Training Hybrid Deep Quantum Neural Network for Reinforced Learning Efficiently
- URL: http://arxiv.org/abs/2503.09119v2
- Date: Thu, 13 Mar 2025 14:32:13 GMT
- Title: Training Hybrid Deep Quantum Neural Network for Reinforced Learning Efficiently
- Authors: Jie Luo, Xueyin Chen,
- Abstract summary: We present a scalable quantum machine learning architecture that overcomes challenges with efficient backpropagation.<n>Our method highlights that hDQNNs could exhibit potentially improved generalizability compared to purely classical models.
- Score: 2.7812018782449073
- License: http://arxiv.org/licenses/nonexclusive-distrib/1.0/
- Abstract: Quantum computing offers a new paradigm for computation, exploiting an exponentially growing Hilbert space for data representation and operation.

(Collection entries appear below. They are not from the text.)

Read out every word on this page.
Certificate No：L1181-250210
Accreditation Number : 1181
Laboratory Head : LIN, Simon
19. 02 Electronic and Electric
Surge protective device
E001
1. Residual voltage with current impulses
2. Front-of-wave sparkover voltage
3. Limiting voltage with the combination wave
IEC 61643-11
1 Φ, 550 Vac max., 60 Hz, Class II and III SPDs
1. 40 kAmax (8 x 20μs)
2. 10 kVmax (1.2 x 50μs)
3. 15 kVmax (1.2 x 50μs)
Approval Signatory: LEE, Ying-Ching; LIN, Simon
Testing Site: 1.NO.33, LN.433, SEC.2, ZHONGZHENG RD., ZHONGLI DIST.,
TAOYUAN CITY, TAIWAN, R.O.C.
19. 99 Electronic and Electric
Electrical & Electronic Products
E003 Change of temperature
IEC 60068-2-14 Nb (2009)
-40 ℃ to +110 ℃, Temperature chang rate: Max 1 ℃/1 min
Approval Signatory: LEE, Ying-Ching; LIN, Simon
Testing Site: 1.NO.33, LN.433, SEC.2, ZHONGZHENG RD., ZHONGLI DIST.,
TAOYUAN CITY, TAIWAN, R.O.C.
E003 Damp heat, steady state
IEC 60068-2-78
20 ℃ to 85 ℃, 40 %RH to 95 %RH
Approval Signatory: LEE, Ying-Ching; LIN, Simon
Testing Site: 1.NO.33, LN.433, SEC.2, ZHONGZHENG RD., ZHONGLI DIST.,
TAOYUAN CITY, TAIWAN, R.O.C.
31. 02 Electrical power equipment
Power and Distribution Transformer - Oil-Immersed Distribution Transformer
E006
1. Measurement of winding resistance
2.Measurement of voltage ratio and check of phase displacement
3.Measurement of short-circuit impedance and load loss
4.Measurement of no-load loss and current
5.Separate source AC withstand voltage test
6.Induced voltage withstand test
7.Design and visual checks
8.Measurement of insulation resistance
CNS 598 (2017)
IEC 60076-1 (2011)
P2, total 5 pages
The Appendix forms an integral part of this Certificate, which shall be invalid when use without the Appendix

Computing results are obtained from measurement based stochastic sampling over nontrivial distributions produced by the quantum computing process with complex correlations from quantum entanglement. Quantum machine learning (QML) emerged as a promising method, potentially surpassing classical counterparts in efficiency and accuracy. While large scale fault tolerant quantum (LSFTQ) machines are not yet available, recent works on hybrid quantum machine learning models, compatible with noisy intermediate scale quantum (NISQ) computers, have hinted at improved generalizability. Such hybrid deep quantum neural networks (hDQNNs) integrate GPU CPU based deep neural networks (DNNs) with forward parameterized quantum circuits (PQC) that can be straightforwardly executed on quantum processors. However, backpropagating through forward PQCs remains computationally inefficient if it is simulated on classical hardware, and current quantum hardware constraints impede batched backpropagation even with dedicated PQCs for calculating gradients of forward PQCs, limiting scalability for modern machine learning tasks. Here, we present a scalable quantum machine learning architecture that overcomes these challenges with efficient backpropagation, enabling scalable hDQNN training with PQCs on physical quantum computers or classical PQC simulators. Applied to reinforcement learning benchmarks, our method highlights that hDQNNs could exhibit potentially improved generalizability compared to purely classical models. These findings offer a pathway toward near term hybrid quantum classical computing systems for large scale machine learning and underscore the potential of hybrid quantum classical architectures in advancing artificial intelligence.